Perhaps if bi-coastal, urban liberals took a few minutes to actually talk to a Christian, they’d discover that most of are like this. Most Believers are genuine people who are facing their own struggles. Very few people are like the parodies that the left and media believe. Perhaps more leftist assumptions are wrong:
On other fronts, her pro-development views on energy and oil did not exclude a deep love for the environment and even an appreciation for alternative energy and reducing our carbon footprint. She wrote in moving terms about her husband’s indigenous ancestry and connection with the natural world, as well as the devastation wrought by the Exxon Valdez spill. Despite being pro-business she was heroically willing to face down the oil industry when it was corrupting the government of Alaska, a kind of bravery we need more of on both sides of the aisle.
OMG! It’s possible to be pro-environment and pro-business? Seriously. Where do liberals get their talking points. Its as if they take The Colbert Report at absolute face value and don’t try to get past the satire of what most conservatives represent. Diden also gets an angle that most members of media failed to see:
In reading the book, I started to see a lot more of myself and my upbringing in Sarah. I too had grown up in a frozen land – Northern Minnesota – a place of unpretentious, middle-class, hardworking people who believe in personal responsibility and straight-talking integrity. We, too, had our sled dog races, subzero temperatures and a spirit of camaraderie to make it through. I began to see her political values as a natural extension of those tough-minded virtues, enabling her to take on daunting tasks and succeed at each level of life.
This is perhaps the most telling paragraph. Not many people are willing to admit having a middle class background. I think that the urban elite vs. middle class difference is the biggest division in our country. Something happens to people when they live in big cities. The urbanites just can’t understand that to Middle America, our political views result from how policies should be practically implemented, not some philosophical rationale written by a bureaucrat or academic. Dinan also realized that SNL is probably not the best place to learn about a politician:
Reading Going Rogue makes me understand that Sarah is not the ruthlessly ambitious and cutthroat caricature we feared; she is a woman who has befriended Democrats personally and professionally, shown real leadership in fighting corruption, and taken a more nuanced position on several issues in which she seemed far more polarizing. She seems quite sincere in her desire to serve in whatever way the universe calls for that service.
Again, hell must be freezing. You mean Sarah Palin isn’t that superficial characterization from SNL? Sarah Palin doesn’t equal Tina Fey? Say it ain’t so.
Is it too much to ask that liberals understand that a person usually has more depth and character than portrayed in the media? Sadly, the McCain campaign made some mistakes and allowed the SNL frame to represent Palin. But did people really believe that’s how she is? Seriously?

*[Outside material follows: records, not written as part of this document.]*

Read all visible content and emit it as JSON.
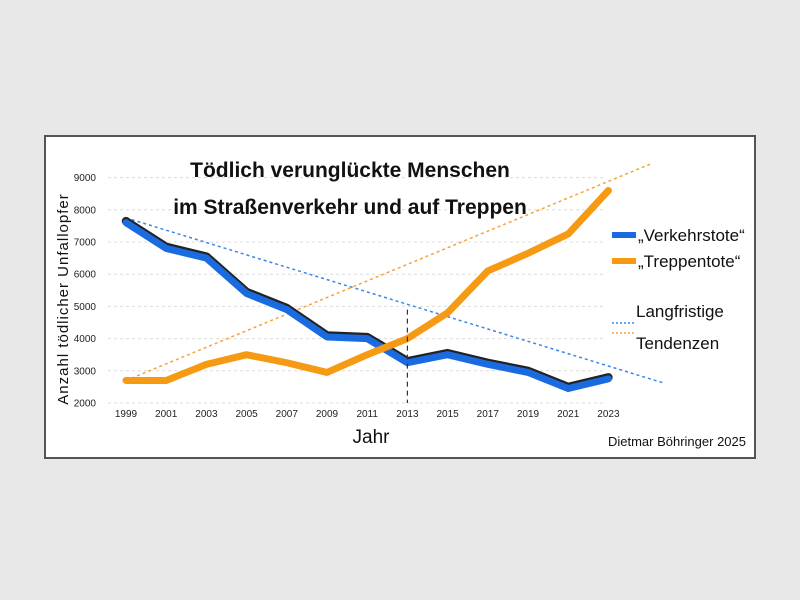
{
  "chart_data": {
    "type": "line",
    "title_line1": "Tödlich verunglückte Menschen",
    "title_line2": "im Straßenverkehr und auf Treppen",
    "xlabel": "Jahr",
    "ylabel": "Anzahl tödlicher Unfallopfer",
    "credit": "Dietmar Böhringer 2025",
    "x": [
      1999,
      2001,
      2003,
      2005,
      2007,
      2009,
      2011,
      2013,
      2015,
      2017,
      2019,
      2021,
      2023
    ],
    "y_ticks": [
      2000,
      3000,
      4000,
      5000,
      6000,
      7000,
      8000,
      9000
    ],
    "ylim": [
      2000,
      9000
    ],
    "xlim": [
      1999,
      2026
    ],
    "marker_year": 2013,
    "series": [
      {
        "name": "„Verkehrstote“",
        "color": "#1a6be0",
        "values": [
          7600,
          6800,
          6500,
          5400,
          4900,
          4050,
          4000,
          3250,
          3500,
          3200,
          2950,
          2450,
          2750
        ]
      },
      {
        "name": "„Treppentote“",
        "color": "#f59a12",
        "values": [
          2700,
          2700,
          3200,
          3500,
          3250,
          2950,
          3500,
          4000,
          4800,
          6100,
          6650,
          7250,
          8600
        ]
      }
    ],
    "trend_legend": [
      "Langfristige",
      "Tendenzen"
    ],
    "trends": [
      {
        "series": "„Verkehrstote“",
        "color": "#3a86e8",
        "from": [
          1999,
          7750
        ],
        "to": [
          2025.7,
          2630
        ]
      },
      {
        "series": "„Treppentote“",
        "color": "#f2a43a",
        "from": [
          1999,
          2700
        ],
        "to": [
          2025.2,
          9450
        ]
      }
    ]
  }
}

I enjoy satire, but the images created by outlets like SNL, Jon Stewart and Stephen Colbert are meant to entertain. They don’t adequetely represent the position or person. If Dinan is correct, liberals are lot more stupid than the most redneck Wal-mart shopper.
Dinan closes his column with a call to action:
I come away from reading Going Rogue feeling that it would be a useful act of citizenship for all those who feel prejudice towards her to read her book and meet her on her own turf in order to heal the lingering prejudices. I feel more balanced for having done so. I would also urge conservatives who hate or fear Obama to read his autobiography to better understand the man behind the political leader and thus heal their own biases.